3rd-Degree Criminal Sexual Conduct
Criminal sexual conduct in the third degree involves sexual penetration under the following circumstances:
- The victim is under the age of 13, but the offender is not more than 36 months older;
- Sexual contact with a victim who is at least 13 but less than 16 and the offender is more than two years older;
- The offender used force, or the victim was mentally or physically incapacitated at the time;
- The alleged victim is at least 16 but under 18, and the offender is more than 48 months older than the victim and is in a position of authority over the victim (e.g., parent, guardian, teacher, coach);
- The alleged victim is a patient of a therapist; or
- The offender is a church leader, and the victim sought their advice.
A conviction for 3rd-degree criminal sexual conduct is punishable by up to 15 years in prison.
4th-Degree Criminal Sexual Conduct
A fourth-degree charge typically involves a victim too young to consent or an otherwise vulnerable individual.
Generally, the alleged victim is not severely injured.
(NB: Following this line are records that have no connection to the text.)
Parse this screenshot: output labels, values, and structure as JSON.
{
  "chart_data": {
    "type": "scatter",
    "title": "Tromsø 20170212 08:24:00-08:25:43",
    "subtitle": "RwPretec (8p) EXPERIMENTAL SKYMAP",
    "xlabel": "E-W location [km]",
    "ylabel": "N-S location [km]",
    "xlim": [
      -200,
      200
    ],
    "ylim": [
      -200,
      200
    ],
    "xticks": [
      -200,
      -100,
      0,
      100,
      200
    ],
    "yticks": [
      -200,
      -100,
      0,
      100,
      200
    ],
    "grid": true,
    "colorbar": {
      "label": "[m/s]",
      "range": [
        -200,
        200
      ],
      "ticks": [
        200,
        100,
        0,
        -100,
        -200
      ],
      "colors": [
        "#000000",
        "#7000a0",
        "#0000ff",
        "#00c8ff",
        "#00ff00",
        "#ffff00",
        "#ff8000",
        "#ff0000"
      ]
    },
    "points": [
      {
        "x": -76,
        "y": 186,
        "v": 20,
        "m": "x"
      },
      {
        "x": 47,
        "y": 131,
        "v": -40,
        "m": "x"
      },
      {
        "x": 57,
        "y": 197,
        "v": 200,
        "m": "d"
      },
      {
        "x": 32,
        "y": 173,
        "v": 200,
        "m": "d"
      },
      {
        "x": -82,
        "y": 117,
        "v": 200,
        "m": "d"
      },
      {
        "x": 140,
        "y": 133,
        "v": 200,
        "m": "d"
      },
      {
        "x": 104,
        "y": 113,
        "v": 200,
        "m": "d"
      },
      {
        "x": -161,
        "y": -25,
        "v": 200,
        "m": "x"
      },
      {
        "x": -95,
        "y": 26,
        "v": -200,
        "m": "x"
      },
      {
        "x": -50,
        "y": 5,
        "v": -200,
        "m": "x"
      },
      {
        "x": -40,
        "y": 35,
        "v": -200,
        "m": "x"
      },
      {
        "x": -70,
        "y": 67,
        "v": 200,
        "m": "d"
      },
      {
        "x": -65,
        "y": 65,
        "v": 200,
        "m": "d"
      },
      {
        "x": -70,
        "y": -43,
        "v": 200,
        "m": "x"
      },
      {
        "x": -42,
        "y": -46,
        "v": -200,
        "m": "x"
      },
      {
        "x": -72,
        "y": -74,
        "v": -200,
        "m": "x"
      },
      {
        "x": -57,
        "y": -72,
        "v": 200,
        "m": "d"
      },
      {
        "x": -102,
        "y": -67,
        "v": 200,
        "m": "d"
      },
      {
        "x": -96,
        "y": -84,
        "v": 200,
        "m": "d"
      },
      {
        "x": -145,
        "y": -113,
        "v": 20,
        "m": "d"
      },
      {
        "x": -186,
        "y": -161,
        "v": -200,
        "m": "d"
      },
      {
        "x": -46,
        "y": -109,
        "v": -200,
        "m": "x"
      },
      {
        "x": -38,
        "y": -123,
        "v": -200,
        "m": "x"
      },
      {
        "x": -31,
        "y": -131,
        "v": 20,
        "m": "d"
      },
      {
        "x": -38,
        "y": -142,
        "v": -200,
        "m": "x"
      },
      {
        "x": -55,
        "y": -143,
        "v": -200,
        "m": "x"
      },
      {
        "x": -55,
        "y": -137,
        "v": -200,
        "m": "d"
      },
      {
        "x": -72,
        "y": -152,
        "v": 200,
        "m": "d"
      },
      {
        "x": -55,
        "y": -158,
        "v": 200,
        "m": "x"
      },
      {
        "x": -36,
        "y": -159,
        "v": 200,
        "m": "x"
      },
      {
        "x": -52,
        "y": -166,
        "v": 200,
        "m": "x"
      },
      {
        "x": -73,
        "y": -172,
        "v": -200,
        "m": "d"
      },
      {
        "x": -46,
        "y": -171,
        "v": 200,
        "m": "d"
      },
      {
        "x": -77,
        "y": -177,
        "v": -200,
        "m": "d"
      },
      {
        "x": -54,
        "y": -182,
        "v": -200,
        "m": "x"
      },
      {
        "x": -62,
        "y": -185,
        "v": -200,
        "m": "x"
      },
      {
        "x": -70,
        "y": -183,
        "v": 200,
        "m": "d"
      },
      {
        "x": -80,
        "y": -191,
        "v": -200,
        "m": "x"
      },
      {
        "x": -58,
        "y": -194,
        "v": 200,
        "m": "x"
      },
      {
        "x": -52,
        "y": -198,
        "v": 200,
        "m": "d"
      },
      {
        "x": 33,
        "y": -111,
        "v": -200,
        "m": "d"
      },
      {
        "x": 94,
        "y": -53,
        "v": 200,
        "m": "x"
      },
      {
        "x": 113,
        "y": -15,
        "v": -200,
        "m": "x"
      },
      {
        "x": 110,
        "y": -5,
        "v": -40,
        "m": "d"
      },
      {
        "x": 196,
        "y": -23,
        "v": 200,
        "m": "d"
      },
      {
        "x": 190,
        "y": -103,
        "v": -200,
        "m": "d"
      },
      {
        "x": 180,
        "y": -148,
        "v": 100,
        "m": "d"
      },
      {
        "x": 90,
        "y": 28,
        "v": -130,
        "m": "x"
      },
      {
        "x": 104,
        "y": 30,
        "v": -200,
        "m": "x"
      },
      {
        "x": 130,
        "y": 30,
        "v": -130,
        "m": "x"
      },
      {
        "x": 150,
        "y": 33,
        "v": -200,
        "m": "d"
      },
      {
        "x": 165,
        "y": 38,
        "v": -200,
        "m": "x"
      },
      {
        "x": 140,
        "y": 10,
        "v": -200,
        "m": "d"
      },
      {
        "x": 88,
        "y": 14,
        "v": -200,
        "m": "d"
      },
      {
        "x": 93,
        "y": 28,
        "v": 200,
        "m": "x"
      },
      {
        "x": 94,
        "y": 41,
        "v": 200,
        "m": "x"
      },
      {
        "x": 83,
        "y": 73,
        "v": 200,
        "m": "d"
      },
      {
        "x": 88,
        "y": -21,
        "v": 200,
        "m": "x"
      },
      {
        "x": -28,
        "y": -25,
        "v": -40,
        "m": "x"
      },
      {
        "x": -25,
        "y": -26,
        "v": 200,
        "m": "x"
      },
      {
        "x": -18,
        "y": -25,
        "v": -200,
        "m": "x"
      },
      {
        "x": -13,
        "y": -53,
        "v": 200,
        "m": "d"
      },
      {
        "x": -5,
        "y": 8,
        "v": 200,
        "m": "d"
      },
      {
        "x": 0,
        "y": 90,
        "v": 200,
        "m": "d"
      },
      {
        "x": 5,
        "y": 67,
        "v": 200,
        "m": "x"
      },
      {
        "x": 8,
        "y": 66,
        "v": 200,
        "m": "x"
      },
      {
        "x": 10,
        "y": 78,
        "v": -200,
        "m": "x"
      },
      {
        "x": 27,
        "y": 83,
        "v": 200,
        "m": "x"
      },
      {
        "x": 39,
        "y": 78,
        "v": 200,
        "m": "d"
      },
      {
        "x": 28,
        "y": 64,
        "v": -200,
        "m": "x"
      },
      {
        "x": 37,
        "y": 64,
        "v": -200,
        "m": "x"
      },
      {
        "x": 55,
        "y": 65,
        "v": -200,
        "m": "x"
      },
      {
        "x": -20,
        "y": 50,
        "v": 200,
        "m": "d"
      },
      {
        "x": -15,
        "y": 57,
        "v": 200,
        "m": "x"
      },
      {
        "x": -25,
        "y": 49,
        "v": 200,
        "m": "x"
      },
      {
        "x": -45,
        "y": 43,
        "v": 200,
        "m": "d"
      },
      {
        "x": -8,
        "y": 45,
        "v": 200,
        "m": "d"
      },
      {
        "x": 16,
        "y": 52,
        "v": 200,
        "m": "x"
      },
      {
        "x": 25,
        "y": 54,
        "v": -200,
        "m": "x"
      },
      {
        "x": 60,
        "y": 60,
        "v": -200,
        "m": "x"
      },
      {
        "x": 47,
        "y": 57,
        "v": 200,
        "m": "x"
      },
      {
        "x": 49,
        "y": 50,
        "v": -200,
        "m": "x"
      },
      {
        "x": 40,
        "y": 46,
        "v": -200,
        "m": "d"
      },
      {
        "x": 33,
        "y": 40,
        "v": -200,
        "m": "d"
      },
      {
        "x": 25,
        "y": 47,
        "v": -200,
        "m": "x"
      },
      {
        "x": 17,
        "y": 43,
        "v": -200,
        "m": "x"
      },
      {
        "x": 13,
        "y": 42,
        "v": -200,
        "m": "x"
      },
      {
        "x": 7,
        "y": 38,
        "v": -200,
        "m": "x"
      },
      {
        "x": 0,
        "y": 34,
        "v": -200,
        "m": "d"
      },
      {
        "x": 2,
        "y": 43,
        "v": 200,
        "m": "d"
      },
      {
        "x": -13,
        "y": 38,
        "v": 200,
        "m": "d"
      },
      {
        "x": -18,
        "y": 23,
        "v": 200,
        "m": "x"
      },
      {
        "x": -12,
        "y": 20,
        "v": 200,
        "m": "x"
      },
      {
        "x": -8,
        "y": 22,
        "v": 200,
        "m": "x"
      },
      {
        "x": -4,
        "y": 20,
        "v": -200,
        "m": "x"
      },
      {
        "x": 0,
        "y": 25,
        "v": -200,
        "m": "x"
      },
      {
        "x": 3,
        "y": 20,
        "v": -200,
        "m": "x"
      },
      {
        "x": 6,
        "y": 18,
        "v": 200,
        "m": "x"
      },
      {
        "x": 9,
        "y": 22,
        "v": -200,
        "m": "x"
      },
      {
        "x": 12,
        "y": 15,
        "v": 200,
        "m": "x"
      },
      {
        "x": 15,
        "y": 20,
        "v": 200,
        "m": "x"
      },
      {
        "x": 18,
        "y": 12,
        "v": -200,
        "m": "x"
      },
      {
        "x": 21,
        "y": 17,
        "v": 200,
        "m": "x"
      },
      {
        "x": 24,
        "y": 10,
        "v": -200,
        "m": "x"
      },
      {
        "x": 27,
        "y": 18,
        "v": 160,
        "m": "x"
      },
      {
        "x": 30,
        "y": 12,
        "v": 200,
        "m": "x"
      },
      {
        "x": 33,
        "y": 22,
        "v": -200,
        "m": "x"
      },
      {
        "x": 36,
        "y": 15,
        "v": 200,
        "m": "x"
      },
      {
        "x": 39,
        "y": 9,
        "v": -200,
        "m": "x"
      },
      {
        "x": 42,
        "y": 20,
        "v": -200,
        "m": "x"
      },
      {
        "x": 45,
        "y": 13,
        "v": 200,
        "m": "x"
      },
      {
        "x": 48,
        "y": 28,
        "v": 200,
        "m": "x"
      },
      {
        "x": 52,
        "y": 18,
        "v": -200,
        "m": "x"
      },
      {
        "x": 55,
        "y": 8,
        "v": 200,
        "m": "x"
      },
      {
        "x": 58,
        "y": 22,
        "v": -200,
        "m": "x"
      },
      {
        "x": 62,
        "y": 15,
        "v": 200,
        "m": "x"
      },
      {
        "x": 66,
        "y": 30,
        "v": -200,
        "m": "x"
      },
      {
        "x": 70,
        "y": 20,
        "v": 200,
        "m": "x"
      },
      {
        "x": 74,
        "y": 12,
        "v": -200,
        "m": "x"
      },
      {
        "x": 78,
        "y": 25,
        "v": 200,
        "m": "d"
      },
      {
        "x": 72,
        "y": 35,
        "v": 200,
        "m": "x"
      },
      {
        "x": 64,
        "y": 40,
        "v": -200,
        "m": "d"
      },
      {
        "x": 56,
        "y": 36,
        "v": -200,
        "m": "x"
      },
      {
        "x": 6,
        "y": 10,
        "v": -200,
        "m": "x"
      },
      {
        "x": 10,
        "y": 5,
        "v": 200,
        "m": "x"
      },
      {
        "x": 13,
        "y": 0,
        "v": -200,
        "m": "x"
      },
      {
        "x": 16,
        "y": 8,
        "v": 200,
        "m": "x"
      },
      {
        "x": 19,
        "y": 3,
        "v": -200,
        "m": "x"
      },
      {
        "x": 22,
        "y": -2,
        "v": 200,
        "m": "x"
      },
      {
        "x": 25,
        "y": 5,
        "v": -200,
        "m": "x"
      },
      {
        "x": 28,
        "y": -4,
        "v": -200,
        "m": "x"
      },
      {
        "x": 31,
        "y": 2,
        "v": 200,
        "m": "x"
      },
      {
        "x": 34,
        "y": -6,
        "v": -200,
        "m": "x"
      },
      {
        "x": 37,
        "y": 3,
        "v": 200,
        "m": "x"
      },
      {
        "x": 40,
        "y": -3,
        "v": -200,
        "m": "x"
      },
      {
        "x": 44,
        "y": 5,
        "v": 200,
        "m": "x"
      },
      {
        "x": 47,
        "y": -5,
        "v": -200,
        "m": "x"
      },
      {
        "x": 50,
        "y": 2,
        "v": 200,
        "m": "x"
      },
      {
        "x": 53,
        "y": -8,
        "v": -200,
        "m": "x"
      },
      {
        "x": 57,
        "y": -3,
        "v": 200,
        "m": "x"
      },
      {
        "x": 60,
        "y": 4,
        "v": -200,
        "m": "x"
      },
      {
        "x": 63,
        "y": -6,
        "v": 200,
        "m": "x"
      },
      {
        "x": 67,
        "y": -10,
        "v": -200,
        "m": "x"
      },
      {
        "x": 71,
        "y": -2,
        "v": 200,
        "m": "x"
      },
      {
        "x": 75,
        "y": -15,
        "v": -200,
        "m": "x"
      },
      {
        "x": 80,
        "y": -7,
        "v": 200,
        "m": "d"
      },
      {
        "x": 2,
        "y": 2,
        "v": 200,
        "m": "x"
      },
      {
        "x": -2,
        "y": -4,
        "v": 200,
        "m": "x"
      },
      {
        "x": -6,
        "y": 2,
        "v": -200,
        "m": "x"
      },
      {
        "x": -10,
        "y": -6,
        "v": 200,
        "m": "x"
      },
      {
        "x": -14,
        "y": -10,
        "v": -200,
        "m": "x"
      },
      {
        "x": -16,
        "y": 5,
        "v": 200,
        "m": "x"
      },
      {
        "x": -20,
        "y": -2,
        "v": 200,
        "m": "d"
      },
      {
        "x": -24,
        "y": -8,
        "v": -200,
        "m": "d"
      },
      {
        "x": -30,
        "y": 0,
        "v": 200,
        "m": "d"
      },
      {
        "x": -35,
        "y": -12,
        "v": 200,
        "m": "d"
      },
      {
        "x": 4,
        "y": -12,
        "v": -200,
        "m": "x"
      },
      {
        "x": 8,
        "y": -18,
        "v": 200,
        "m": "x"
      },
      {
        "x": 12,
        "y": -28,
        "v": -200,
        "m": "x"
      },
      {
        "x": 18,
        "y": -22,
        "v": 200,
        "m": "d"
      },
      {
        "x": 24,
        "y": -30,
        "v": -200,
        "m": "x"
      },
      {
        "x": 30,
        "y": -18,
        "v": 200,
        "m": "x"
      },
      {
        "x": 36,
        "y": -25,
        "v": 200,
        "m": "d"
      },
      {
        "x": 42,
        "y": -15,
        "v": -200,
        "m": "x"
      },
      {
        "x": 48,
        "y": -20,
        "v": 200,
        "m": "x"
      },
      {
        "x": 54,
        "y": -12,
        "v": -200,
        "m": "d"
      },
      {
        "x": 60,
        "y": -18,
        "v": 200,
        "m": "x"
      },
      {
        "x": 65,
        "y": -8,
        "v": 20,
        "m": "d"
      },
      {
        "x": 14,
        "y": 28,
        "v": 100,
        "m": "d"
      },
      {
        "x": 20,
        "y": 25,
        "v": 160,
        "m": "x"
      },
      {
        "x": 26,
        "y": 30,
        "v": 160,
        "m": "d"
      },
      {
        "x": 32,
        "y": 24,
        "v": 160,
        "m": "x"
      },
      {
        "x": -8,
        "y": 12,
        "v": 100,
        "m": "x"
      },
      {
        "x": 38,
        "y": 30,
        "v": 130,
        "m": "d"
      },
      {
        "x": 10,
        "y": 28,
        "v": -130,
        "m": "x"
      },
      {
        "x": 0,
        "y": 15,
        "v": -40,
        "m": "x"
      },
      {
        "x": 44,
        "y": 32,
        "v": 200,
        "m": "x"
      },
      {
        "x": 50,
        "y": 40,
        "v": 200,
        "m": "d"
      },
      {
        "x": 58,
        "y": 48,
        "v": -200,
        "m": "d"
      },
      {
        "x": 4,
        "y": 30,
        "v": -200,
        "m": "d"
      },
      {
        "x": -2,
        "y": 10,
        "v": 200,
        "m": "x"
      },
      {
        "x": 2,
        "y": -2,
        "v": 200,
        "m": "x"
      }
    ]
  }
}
Usually, statutory rape is classified as a fourth-degree offense.
A conviction is punishable by up to 10 years in prison.
5th-Degree Criminal Sexual Conduct
The least severe of the five levels, criminal sexual conduct in the fifth degree, includes lewd acts and sexual contact without penetration or severe injury to the victim.
A conviction is punishable by up to one year in jail or up to five if it is a second or subsequent offense.
Sexual assault crimes are heavily prosecuted and severely punished. In addition to statutory imprisonment and fines, you will likely face sex offender registration requirements under Minnesota’s Sex Offender Program (MSOP) if convicted.
The sex offender program includes lengthy registration periods, mandatory treatment programs, and specific conditions of release.